FICC acts as the sole registered clearing agency for transactions in U.S. government securities. As such, it substitutes itself for both sides of every transaction that it clears, guaranteeing those transactions and making itself the buyer for every seller and the seller for every buyer. Given its role, a failure to manage risk could result in significant costs not only to FICC and its participants but also to other market participants.
The SECʻs investigation found that between April 2017 and November 2018, FICC failed to comply with rules requiring it to have policies and procedures for holding sufficient qualifying liquid resources to meet the financial obligations created by the potential failure of a large participant.
According to the SECʻs order, FICC did not conduct the required analysis of the reliability of its liquidity arrangements, nor did it conduct the necessary due diligence of its liquidity providers. Specifically, FICC failed to correct two erroneous assumptions that inflated its coverage even though both errors had been flagged as deficiencies by the SEC’s Division of Examinations.

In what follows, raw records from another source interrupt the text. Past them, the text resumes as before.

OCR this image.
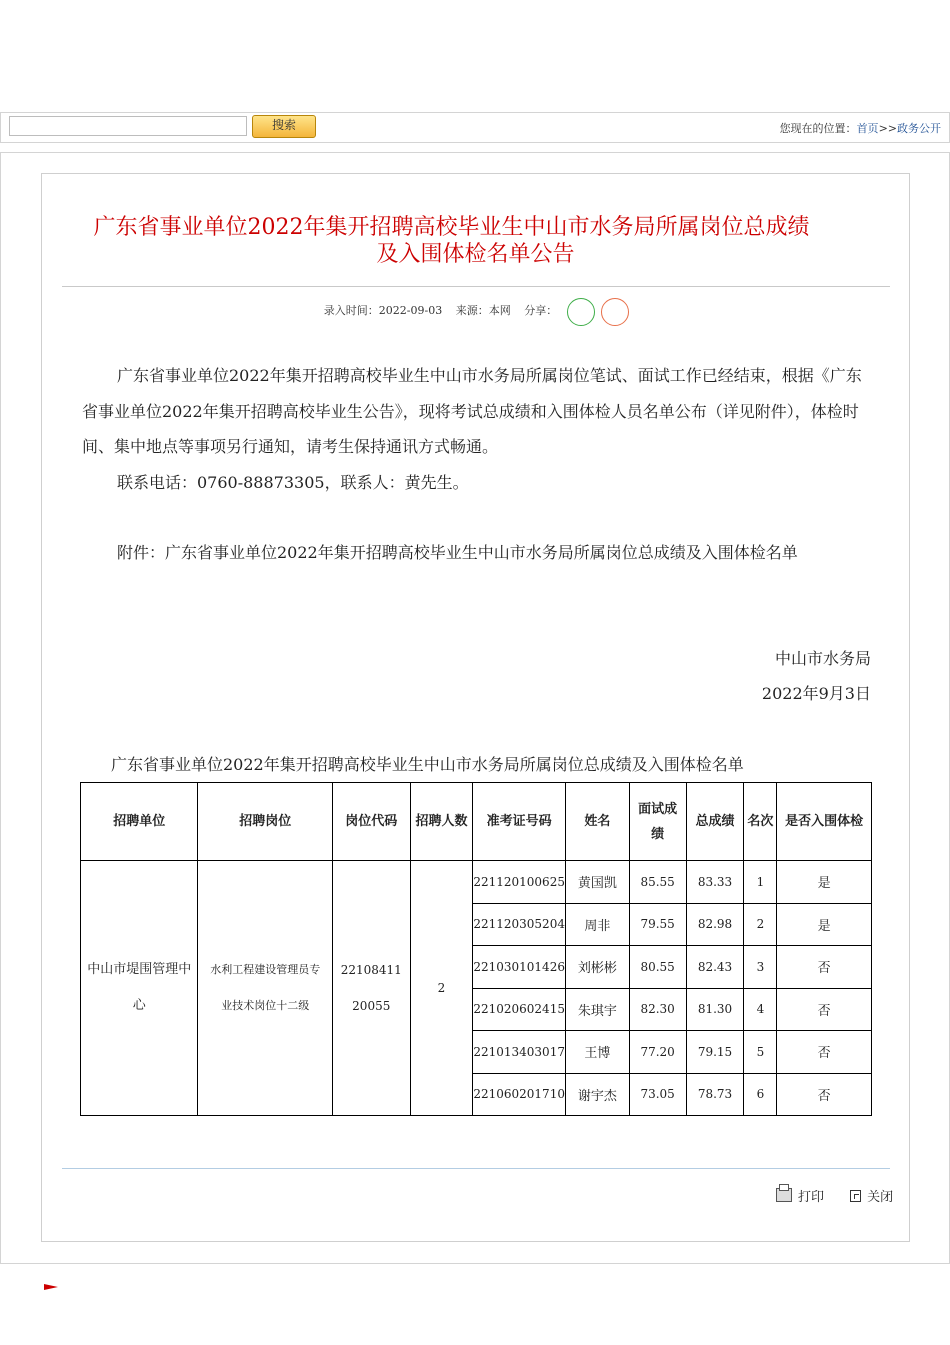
搜索	您现在的位置：首页>>政务公开
广东省事业单位2022年集开招聘高校毕业生中山市水务局所属岗位总成绩
及入围体检名单公告
录入时间：2022-09-03 来源：本网 分享：

广东省事业单位2022年集开招聘高校毕业生中山市水务局所属岗位笔试、面试工作已经结束，根据《广东省事业单位2022年集开招聘高校毕业生公告》，现将考试总成绩和入围体检人员名单公布（详见附件），体检时间、集中地点等事项另行通知，请考生保持通讯方式畅通。

联系电话：0760-88873305，联系人：黄先生。

附件：广东省事业单位2022年集开招聘高校毕业生中山市水务局所属岗位总成绩及入围体检名单

中山市水务局
2022年9月3日
广东省事业单位2022年集开招聘高校毕业生中山市水务局所属岗位总成绩及入围体检名单
招聘单位	招聘岗位	岗位代码	招聘人数	准考证号码	姓名	面试成绩	总成绩	名次	是否入围体检
中山市堤围管理中心	水利工程建设管理员专业技术岗位十二级	2210841120055	2	221120100625	黄国凯	85.55	83.33	1	是
				221120305204	周非	79.55	82.98	2	是
				221030101426	刘彬彬	80.55	82.43	3	否
				221020602415	朱琪宇	82.30	81.30	4	否
				221013403017	王博	77.20	79.15	5	否
				221060201710	谢宇杰	73.05	78.73	6	否
打印	关闭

“A failure by FICC to have proper risk management policies and procedures in place could adversely impact the broader U.S. financial system,” Gurbir Grewal, director of the SEC’s Division of Enforcement, said. “Today’s order not only ensures that FICC maintains appropriate policies and procedures, but also that it is at all times prepared to fulfill its obligations to the financial markets.”
FICC, a subsidiary of The Depository Trust & Clearing Corporation, violated the Covered Clearing Agency Standards, according to the SEC. Without admitting or denying the SEC’s findings, FICC agreed to a censure and the $8 million penalty. It also agrees to cease and desist from future violations of the charged provisions and retain an independent compliance consultant to assess its compliance efforts.
The investigation was conducted by Eric Kirsch and Wendy Tepperman of the New York Regional Office and was supervised by Sanjay Wadhwa and Richard Best.